Thursday, March 23, 2017

Not So Stoked about these Stroke Treatment Disparities

One second has the potential to change a life. Never has this been truer than for patients who suffer from a stroke, an unpredictable condition which may occur at any time or place. Strokes are the fifth major leading cause of death within the United States, and the increase in survival rate post incidence can be attributed to the immense medical advances.

There are two types of strokes, an ischemic stroke and hemorrhagic one. Hemorrhagic strokes are caused by a blood vessel that has broken open, creating a rupture, and is treated by stopping the bleeding. In contrast, majority of the strokes are ischemic or when there is a blood clot in a vessel that goes to the brain. These are treated by removing the clot with medication such as tissue plasminogen activator (tPA was approved by the FDA in 1996).

tPA, or Alteplase is administered via IV through the arm and works to dissolve a clot and improve blood flow after a CT or MRI. This form of treatment must be given within 3-4.5 hours in eligible patients, and often times, has full recovery in many patients. Often times, the administration of tPA may prevent 1 out of 6 patients from death or long term disabilities and other brain injuries.
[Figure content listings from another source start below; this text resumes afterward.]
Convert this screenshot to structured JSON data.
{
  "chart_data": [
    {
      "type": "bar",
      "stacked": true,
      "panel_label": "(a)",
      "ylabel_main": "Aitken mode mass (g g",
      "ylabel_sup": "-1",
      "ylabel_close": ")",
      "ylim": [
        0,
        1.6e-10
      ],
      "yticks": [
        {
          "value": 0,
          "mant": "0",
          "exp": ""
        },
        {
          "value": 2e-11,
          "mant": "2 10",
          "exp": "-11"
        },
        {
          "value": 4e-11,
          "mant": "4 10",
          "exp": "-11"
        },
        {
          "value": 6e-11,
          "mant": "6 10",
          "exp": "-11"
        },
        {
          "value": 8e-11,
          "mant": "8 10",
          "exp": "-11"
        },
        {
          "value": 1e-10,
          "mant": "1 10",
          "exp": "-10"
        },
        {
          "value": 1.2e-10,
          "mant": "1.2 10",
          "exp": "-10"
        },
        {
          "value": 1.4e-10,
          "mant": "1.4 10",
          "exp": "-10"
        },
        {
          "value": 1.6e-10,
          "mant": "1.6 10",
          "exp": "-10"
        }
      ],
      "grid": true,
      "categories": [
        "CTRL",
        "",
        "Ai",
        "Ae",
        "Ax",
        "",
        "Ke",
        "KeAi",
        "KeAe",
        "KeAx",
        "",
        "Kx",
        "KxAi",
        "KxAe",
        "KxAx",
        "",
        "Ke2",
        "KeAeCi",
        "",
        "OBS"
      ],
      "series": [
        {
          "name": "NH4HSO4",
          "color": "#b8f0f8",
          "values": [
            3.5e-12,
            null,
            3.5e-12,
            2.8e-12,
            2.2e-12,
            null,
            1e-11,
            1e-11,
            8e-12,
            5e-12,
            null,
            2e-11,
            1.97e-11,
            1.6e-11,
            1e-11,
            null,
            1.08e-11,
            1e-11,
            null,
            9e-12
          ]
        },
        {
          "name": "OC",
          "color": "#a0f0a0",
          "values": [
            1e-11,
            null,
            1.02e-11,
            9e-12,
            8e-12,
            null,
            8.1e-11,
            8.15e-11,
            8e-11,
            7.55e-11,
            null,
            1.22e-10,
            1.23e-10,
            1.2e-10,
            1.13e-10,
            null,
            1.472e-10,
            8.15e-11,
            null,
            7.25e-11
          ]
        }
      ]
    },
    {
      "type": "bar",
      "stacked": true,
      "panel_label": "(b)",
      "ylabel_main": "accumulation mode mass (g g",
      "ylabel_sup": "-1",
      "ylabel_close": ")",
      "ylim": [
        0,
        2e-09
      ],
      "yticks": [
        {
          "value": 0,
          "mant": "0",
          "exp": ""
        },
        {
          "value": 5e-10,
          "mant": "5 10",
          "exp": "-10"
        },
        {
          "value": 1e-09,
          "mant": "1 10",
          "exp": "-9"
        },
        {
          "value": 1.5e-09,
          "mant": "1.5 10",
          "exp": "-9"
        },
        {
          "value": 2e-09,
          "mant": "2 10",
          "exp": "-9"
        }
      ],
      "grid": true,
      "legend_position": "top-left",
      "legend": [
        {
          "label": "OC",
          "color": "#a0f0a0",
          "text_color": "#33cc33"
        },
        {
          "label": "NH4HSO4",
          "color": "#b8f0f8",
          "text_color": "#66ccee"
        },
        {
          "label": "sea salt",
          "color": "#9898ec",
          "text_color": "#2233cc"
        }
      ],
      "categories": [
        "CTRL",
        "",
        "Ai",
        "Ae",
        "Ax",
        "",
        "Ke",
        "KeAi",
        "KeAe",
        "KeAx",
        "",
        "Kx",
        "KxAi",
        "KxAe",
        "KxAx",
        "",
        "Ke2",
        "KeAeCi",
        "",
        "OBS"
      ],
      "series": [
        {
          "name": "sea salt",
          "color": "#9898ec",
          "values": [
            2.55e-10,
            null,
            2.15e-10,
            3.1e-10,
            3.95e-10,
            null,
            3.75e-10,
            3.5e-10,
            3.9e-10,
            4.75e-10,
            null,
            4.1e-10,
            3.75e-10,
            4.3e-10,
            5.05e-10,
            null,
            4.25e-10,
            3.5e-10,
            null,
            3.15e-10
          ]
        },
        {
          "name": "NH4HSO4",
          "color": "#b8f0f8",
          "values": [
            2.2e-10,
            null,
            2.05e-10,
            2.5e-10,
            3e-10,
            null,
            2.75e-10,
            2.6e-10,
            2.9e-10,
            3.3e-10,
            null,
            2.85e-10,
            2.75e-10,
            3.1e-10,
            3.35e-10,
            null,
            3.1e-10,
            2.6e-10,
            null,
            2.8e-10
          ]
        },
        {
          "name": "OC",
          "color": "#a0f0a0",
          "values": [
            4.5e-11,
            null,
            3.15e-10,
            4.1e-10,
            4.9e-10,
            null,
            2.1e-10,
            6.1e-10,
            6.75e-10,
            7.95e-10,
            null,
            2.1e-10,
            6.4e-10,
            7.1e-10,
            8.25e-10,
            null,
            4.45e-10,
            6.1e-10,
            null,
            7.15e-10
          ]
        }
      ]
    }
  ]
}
So what's the problem with this drug you ask? Recent studies conducted by Dr. Archit Bhatt and colleagues at the Providence Brain and Spine Institute identified three factors that affected disparities amongst patients who were able to receive ultrafast door-to-needle times. Of the three are arrival time, day, and surprisingly, sex. Men were 2.2 times more likely to receive this treatment compared to women. These staggering results prompt me to ask why these disparities exist.

Similar results were observed by Dr. Tracy Madsen at Brown's Warren Alpert Medical School, where of 563,087 stroke patients from 2005-2011, only 3.8% had received tPA. What appears to be even more appalling was the fact that there were racial as well as gender biases in concerns to the receiving of tPA. Moreover, the type of insurance seemed to play a role in treatment, since 29% private insurance holders were more likely to receive this drug compared to those on Medicare, even though treating stroke patients with tPA may save payers $25,000 per patient in a lifetime.  Certainly, more research needs to be conducted on the reasoning, both economical and social, behind why more people who need this form of treatment and are within the 3 hour time slot are not in fact receiving.